E. Life Ins Promo=No
5
F. Credit Card Ins=No
8
G. Sex=Male
6
H. Sex=Female
4

## Pairing--Step 2

Now begin pairing up combinations with the same coverage threshold (again 40% here)

single item sets Number of items
A. Magazine Promo=Yes
7
B. Watch Promo=Yes
4
C. Watch Promo=No
6
D. Life Ins Promo=Yes

5

E. Life Ins Promo=No
5
F. Credit Card Ins=No
8
G. Sex=Male
6
H .Sex=Female
4
A B C D E F G H
B
3
-
C
4
-
D
5

-
E
2
4
-
F
5
5
5
-
G
4
4
4
4
-
H
4
-

Resulting rules from two item sets. Consider rules in both directions:

1. (A → D)
( MagazinePromo=Yes )→ ( LifeInsPromo=Yes ) at 5/7 confidence
2. (D → A)
( LifeInsPromo=Yes ) → (MagazinePromo=Yes ) at 5/5 confidence
3. twenty more rules from the 10 two-item-sets (A then C, C then A, A then F, F then A, etc.)

### Now apply minimum confidence threshold

If confidence threshold would be 80%, then the first rule ( A → D) is eliminated.

Repeat process for 3 item set rules, then 4 item set rules, etc., but keep the support and confidence thresholds the same.

## Candidate Generation: Fk-1 x Fk-1 Method

Merge two frequent (k-1)-itemsets if their first (k-2) items are identical

Example F3 = {ABC,ABD,ABE,ACD,BCD,BDE}

• Lexicographically ordered!

Candidate four-item sets are:

• Merge(ABC, ABD) = ABCD
• Merge(ABC, ABE) = ABCE
• Merge(ABD, ABE) = ABDE

Do not merge(ABD,ACD) because they share only prefix of length 1 instead of length 2

(A C D E) Not candidate because of no (C D E)

L4= {ABCD,ABCE,ABDE} is the set of candidate 4-itemsets generated from first method

Candidate pruning

• Prune ABCE because ACE and BCE are infrequent
• Prune ABDE because ADE is infrequent

After candidate pruning: F4 = {ABCD}

### Alternate Fk-1 x Fk-1 Method

Merge two frequent (k-1)-itemsets if the last (k-2) items of the first one is identical to the first (k-2) items of the second.
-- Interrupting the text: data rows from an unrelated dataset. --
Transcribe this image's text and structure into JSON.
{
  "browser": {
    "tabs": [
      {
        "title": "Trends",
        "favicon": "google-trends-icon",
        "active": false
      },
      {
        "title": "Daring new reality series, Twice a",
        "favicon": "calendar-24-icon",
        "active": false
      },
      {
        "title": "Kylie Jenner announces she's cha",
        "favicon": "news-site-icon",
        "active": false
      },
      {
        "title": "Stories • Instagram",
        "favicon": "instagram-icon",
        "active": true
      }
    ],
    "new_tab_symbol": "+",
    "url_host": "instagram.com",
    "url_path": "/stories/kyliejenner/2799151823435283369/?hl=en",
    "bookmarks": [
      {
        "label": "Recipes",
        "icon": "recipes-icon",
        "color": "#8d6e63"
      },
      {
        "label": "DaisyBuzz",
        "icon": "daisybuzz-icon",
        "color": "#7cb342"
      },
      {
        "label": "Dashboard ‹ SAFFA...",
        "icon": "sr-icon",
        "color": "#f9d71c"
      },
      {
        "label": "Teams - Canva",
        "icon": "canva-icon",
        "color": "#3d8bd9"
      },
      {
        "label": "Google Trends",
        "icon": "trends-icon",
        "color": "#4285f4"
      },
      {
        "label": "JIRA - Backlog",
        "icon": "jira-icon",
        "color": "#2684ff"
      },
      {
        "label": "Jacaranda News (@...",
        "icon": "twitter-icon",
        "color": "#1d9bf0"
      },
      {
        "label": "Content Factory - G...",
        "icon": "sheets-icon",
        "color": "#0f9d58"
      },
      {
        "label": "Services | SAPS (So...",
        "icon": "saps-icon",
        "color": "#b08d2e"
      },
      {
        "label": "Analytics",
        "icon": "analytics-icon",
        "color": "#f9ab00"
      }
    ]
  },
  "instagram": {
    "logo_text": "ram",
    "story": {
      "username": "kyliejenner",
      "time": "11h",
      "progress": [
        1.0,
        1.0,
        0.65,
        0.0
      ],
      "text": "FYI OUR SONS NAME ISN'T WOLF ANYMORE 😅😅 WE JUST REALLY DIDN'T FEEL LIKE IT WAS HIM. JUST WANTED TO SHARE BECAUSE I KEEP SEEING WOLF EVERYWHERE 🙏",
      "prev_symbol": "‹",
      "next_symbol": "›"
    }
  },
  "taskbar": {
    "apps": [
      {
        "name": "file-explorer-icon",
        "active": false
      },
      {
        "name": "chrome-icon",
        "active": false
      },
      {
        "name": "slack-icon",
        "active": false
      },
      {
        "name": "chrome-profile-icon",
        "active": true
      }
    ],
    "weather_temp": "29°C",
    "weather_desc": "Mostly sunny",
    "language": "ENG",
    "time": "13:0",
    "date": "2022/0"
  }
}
F3 = {ABC,ABD,ABE,ACD,BCD,BDE,CDE}

• Merge(ABC, BCD) = ABCD
• Merge(ABD, BDE) = ABDE
• Merge(ACD, CDE) = ACDE
• Merge(BCD, CDE) = BCDE

L4= {ABCD,ABDE,ACDE,BCDE} is the set of candidate 4-itemsets generated from second method

pruning results in F4 = {ABCD} why are others eliminated?

## Rule generation

A three item set will be partitioned to generate 6 rules:

• An item set (A B C) generates rules
• (A & B) → C,
• (A & C) → B,
• (B & C) → A,
• A → (B & C),
• B → (A & C),
• C → (A & B)

Example 4 item set L = (A B C D), the partitioning result in the following rules

• ABC → D, ABD→ C, ACD → B, BCD → A,
A → BCD, B → ACD, C → ABD, D → ABC
BD → AC, CD → AB

If |L| = k, then there are 2k – 2 candidate association rules (We are ignoring L → True and True → L. Weka will include the latter!)

In general, confidence does not have an anti-monotone property.

• i.e., conf(ABC →D) can be larger or smaller than conf(AB →D)

But confidence of rules generated from the same itemset has an anti-monotone property

• E.g., Suppose {A,B,C,D} is a frequent 4-itemset:

conf(ABC → D) ≥ conf(AB →CD) ≥ conf(A → BCD)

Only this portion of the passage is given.